Looking at the weekly chart, we can see that gold started turning bullish after testing the support level of 1,756 level. On the weekly timeframe, the precious metal gold has closed a symmetrical triangle pattern that’s suggesting indecision among investors in the longer run. However, the short-term traders are taking benefit of a bullish rally. At the moment, gold is trading at 1,812 level, having formed three bullish candles on the weekly timeframe.

These bullish candles are closed above the 1,755 support level, that’s suggesting the odds of bullish trend continuation in gold. On the higher side, the downward trendline of the symmetrical triangle pattern is extending resistance at 1,846 level. At the same area of 1,846, the 50 periods exponential moving average is also likely to extend resistance.

 

 

Gold Price Forecast
The 50 EMA is acting as resistance on the weekly chart

The technical indicators like MACD and RSI are tossing above and below 0 and 50 levels, respectively. These demonstrate neutral bias among investors, therefore, gold can continue to trade choppy with a broad trading range of  1,846 – 1,755 level. Breakout of this range will determine further trends in the gold prices. A bullish breakout of 1,846 level can lead gold prices towards the next resistance level of 1,875 and 1,914 levels.

 

Gold Price Forecast
Gold – Daily Chart

On the daily chart, gold has closed a doji candle right below an immediate resistance level of 1.834 level. As we can see on the daily chart, the downward trendline and 50 periods exponential moving average are extending hurdle to gold at 1,834 level. The formation of a Doji candle indicates weakness in the bullish bias and looks like the sellers are looming below the 1,834 level.

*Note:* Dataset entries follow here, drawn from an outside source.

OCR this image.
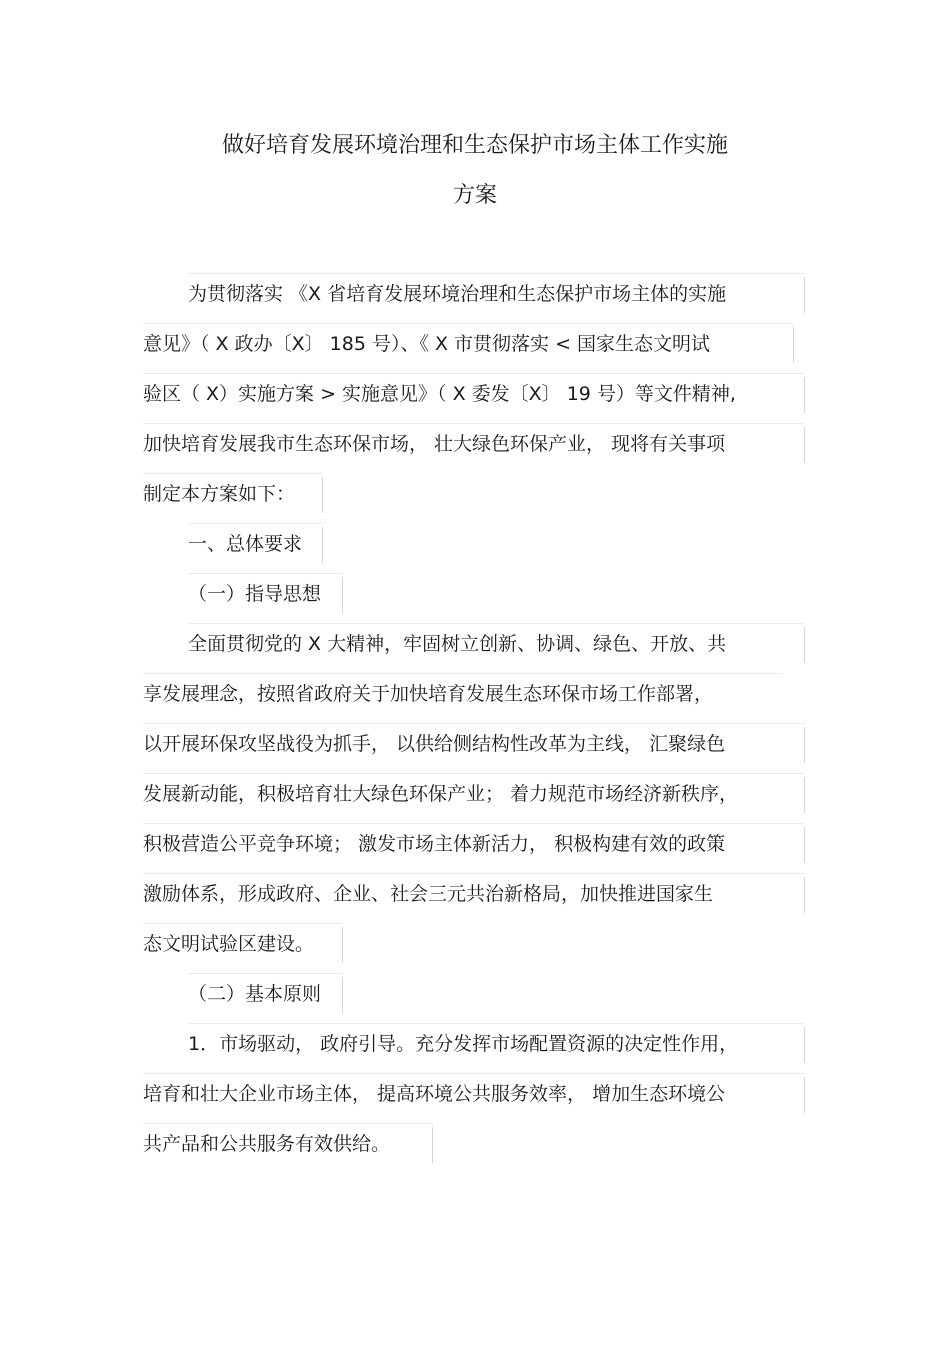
做好培育发展环境治理和生态保护市场主体工作实施
方案
为贯彻落实 《X 省培育发展环境治理和生态保护市场主体的实施
意见》（ X 政办〔X〕 185 号）、《 X 市贯彻落实 < 国家生态文明试
验区（ X）实施方案 > 实施意见》（ X 委发〔X〕 19 号）等文件精神,
加快培育发展我市生态环保市场， 壮大绿色环保产业， 现将有关事项
制定本方案如下：
一、总体要求
（一）指导思想
全面贯彻党的 X 大精神，牢固树立创新、协调、绿色、开放、共
享发展理念，按照省政府关于加快培育发展生态环保市场工作部署，
以开展环保攻坚战役为抓手， 以供给侧结构性改革为主线， 汇聚绿色
发展新动能，积极培育壮大绿色环保产业； 着力规范市场经济新秩序，
积极营造公平竞争环境； 激发市场主体新活力， 积极构建有效的政策
激励体系，形成政府、企业、社会三元共治新格局，加快推进国家生
态文明试验区建设。
（二）基本原则
1．市场驱动， 政府引导。充分发挥市场配置资源的决定性作用，
培育和壮大企业市场主体， 提高环境公共服务效率， 增加生态环境公
共产品和公共服务有效供给。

The daily leading technical indicators like MACD and RSI are still holding in the buying zone. However, it’s risky to take a buying trade until the 1,834 resistance level gets violated.

On the higher side, the bullish breakout of 1,834 level can extend buying trend until the next target level of 1,864/67 level. Whereas, the breakout of 1,867 resistance opens further room for buying until 1,900 territories. The U.S. Federal Reserve policy decisions will be playing a major role in the determination of gold price forecast.